Edmond. – Allons, allons ; quand avez-vous vu mon père pour la dernière fois ?

Edgar. – Eh bien ! hier au soir.

Edmond. – Avez-vous causé avec lui ?

Edgar. – Oui, deux heures entières.

Edmond. – Vous êtes-vous quittés en bonne intelligence ? N’avez-vous remarqué dans ses paroles ou dans son air aucun signe de mécontentement ?

Edgar. – Aucun.

Edmond. – Réfléchissez, en quoi vous avez pu l’offenser, et, je vous en conjure, évitez sa présence jusqu’à ce qu’un peu de temps ait modéré la violence de son ressentiment, si furieux en ce moment, qu’en vous faisant du mal il serait à peine apaisé.

Edgar. – Quelque misérable m’aura calomnié.

Edmond. – C’est ce que je crains. Je vous en prie, tenez-vous à l’écart jusqu’à ce que la fougue de sa colère soit un peu ralentie ; et, comme je vous le dis, retirez-vous avec moi dans mon appartement : là, je vous mettrai à portée d’entendre les discours de mon père. Allez, je vous en prie, voilà ma clef ; et si vous sortez, sortez armé.

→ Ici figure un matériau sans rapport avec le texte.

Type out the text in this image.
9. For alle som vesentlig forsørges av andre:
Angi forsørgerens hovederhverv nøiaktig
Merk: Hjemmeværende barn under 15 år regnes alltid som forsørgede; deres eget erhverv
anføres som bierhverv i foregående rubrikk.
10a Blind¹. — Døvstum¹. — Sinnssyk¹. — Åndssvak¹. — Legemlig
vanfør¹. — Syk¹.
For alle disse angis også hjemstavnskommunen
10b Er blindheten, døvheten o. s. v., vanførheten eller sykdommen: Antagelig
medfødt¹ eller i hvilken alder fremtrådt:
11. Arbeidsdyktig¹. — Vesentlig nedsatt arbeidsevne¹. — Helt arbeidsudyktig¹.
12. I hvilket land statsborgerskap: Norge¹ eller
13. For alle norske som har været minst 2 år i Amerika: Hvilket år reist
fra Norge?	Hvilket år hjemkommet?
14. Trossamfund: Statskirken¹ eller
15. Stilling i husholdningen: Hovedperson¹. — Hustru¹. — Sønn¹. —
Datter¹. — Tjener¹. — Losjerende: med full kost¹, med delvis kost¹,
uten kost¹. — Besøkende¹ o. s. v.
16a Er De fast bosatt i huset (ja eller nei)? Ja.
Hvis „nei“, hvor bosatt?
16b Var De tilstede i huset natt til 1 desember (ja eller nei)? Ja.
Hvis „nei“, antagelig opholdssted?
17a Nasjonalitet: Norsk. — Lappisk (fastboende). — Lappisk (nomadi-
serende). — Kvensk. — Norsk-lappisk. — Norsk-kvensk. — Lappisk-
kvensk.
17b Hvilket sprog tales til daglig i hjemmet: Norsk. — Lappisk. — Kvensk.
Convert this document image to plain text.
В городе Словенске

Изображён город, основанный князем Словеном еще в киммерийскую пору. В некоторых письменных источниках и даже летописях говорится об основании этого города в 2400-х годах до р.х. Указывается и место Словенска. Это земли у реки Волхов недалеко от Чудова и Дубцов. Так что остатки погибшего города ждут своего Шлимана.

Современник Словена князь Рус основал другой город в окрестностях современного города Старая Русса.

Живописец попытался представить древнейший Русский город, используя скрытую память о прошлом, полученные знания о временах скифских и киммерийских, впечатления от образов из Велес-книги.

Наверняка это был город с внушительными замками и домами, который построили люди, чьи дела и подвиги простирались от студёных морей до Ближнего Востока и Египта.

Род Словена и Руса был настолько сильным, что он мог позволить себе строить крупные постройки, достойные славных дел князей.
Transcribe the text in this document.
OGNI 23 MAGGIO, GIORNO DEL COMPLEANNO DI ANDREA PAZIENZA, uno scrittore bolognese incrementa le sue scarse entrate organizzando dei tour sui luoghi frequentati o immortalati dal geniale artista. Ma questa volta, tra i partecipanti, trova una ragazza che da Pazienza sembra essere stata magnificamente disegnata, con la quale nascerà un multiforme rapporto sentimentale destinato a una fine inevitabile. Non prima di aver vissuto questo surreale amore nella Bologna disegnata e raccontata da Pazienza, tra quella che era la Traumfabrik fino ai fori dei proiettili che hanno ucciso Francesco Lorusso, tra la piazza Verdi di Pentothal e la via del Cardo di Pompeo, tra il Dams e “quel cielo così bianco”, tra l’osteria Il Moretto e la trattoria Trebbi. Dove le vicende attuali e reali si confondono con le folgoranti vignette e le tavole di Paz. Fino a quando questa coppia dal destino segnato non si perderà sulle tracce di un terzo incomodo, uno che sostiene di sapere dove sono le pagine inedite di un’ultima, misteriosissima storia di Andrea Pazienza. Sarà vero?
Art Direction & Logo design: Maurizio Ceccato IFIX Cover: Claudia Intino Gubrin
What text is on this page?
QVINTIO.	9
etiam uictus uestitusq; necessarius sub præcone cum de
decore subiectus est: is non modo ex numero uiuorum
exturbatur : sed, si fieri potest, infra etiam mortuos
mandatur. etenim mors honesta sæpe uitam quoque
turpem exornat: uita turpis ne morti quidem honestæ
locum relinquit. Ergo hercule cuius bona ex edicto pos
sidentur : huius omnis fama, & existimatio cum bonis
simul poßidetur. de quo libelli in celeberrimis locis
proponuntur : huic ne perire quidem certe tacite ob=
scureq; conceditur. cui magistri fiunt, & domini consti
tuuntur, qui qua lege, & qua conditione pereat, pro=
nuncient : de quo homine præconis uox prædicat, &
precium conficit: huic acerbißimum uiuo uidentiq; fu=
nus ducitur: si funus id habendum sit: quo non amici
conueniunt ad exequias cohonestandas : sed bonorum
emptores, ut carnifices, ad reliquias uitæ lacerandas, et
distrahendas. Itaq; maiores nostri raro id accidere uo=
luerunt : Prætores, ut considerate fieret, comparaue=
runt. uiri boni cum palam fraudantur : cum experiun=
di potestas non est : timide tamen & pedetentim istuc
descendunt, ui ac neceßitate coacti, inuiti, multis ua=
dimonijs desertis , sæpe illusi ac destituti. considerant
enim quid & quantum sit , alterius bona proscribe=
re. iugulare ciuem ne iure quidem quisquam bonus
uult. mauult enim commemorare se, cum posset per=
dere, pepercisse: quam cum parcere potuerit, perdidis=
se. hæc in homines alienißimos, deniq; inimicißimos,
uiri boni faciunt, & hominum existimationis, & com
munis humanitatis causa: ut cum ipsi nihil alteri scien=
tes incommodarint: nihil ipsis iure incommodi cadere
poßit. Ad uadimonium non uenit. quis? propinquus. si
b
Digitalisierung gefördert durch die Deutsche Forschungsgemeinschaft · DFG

Edgar. – Armé, mon frère !

Edmond. – Mon frère, ce que je vous dis est pour le mieux : allez armé. Que je ne sois pas un honnête homme si l’on a de bonnes intentions à votre égard. Je vous dis ce que j’ai vu et entendu, mais bien faiblement, et rien qui approche de la réalité et de l’horreur de la chose. De grâce, éloignez-vous.